Akira Haraguchi (原口 證) (born 1946), a retired Japanese engineer, currently working as a mental health counsellor and business consultant in Mobara City, is known for memorizing and reciting digits of Pi.

He set the current world record (100,000 digits) in 16 hours, starting at 9 a.m (16:28 GMT) on October 3, 2006 and having recited up to 83,431 digits by nightfall, stopping with digit number 100,000 at 1:28 a.m. on October 4, 2006. The event was filmed in a public hall in Kisarazu, east of Tokyo, where he had five-minute breaks every two hours to eat onigiri rice balls to keep up his energy levels. Even his trips to the toilet were filmed to prove that the exercise was legitimate.

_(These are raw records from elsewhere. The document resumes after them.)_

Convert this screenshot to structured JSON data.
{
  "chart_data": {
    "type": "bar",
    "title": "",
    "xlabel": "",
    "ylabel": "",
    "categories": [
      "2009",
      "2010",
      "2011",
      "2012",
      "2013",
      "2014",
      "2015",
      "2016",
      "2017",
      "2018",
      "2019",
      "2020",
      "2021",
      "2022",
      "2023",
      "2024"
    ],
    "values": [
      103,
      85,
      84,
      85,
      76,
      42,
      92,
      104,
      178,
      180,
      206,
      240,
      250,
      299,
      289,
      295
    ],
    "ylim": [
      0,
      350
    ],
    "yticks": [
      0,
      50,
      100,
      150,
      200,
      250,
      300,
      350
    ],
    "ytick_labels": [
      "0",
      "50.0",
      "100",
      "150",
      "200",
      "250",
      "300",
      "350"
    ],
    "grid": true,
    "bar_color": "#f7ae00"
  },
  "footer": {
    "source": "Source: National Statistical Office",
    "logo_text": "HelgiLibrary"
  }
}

Haraguchi's previous world record (83,431), was performed from July 1, 2005 to July 2, 2005.

Despite Haraguchi's efforts and detailed documentation, the Guinness World Records have not yet accepted any of his records set. The Guinness-recognized record for remembered digits of π is 67,890 digits, held by Lu Chao, a 24-year-old graduate student from China. It took him 24 hours and 4 minutes to recite to the 67,890th decimal place of π without an error.

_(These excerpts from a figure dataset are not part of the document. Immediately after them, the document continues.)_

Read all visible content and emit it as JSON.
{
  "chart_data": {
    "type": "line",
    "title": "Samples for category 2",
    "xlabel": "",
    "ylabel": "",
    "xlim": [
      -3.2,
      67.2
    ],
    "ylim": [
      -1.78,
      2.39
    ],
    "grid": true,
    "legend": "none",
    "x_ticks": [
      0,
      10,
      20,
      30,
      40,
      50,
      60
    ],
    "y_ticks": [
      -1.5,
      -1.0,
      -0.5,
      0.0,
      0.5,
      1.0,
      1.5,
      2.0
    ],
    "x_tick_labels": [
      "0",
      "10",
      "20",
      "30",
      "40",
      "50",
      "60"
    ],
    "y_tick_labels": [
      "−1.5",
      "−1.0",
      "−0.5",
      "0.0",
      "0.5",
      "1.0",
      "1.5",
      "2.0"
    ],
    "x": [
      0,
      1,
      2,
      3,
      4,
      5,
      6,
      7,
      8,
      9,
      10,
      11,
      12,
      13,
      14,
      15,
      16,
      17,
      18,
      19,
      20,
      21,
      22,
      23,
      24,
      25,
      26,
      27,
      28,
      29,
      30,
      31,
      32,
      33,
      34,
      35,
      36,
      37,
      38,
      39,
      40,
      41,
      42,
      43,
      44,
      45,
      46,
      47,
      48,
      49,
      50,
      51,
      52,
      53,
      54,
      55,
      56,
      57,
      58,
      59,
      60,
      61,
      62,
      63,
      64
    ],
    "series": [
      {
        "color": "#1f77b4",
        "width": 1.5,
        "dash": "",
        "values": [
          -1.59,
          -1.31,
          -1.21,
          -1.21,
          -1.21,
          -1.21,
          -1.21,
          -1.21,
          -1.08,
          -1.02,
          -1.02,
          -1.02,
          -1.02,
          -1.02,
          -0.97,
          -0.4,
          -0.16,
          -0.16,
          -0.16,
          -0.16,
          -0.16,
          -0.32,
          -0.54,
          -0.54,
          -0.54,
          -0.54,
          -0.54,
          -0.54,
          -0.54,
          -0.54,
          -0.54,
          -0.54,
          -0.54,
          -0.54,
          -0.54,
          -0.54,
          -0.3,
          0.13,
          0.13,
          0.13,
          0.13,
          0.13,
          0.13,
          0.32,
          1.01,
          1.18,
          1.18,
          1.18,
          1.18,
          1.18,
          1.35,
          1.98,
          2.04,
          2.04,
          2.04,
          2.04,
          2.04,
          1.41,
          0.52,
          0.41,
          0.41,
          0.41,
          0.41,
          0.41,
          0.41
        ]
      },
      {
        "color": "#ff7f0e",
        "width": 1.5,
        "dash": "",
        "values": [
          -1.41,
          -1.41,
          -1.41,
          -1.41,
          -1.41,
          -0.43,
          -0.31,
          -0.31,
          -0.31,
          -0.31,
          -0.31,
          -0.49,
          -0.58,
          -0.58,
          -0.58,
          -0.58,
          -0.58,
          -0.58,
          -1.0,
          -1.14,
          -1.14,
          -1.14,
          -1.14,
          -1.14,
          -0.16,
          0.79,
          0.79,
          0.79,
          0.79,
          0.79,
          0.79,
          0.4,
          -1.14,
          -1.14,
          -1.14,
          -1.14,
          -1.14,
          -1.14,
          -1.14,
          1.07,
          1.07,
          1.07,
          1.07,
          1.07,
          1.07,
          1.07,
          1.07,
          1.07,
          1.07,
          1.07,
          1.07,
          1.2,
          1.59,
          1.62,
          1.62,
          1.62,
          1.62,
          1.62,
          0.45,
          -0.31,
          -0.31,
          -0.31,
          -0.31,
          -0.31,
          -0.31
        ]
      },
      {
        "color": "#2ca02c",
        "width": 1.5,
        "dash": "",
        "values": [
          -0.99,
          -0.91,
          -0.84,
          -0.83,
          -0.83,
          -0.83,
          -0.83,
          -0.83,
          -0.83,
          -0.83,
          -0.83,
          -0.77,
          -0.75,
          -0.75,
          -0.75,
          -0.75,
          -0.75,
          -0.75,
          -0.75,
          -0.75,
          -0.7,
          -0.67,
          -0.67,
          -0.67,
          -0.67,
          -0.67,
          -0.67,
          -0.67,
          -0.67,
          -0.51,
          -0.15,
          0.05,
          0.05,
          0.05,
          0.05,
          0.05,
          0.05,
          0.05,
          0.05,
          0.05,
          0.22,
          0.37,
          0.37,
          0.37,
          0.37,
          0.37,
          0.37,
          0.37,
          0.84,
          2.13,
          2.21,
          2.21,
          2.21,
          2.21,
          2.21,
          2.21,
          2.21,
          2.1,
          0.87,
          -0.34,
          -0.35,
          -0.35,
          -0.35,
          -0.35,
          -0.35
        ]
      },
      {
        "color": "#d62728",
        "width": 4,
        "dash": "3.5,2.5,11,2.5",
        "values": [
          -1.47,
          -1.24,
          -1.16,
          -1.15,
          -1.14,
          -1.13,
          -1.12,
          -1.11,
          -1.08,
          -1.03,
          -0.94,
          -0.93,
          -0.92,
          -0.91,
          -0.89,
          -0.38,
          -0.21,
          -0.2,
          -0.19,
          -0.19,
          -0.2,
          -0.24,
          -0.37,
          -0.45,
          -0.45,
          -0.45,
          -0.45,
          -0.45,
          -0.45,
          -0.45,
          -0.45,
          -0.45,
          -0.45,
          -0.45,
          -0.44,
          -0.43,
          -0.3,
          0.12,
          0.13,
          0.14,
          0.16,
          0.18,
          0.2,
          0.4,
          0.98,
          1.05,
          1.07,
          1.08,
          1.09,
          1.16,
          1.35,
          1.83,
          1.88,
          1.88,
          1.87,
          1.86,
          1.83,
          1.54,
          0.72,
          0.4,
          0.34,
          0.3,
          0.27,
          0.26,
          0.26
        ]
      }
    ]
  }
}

Haraguchi views the memorization of Pi as "the religion of the universe",[1] and as an expression of his lifelong quest for eternal truth.

Haraguchi's Mnemonic System

Akira Haraguchi uses a system he developed, which assigns Kana symbols to numbers, allowing for the memorization of Pi as a collection of stories.

Example[1]

0 => can be substituted by o, ra, ri, ru, re, ro, wo, on or oh;

1 => can be substituted by a, i, u, e, hi, bi, pi, an, ah, hy, hyan, bya or byan;

The same is done for each number from 2 through 9.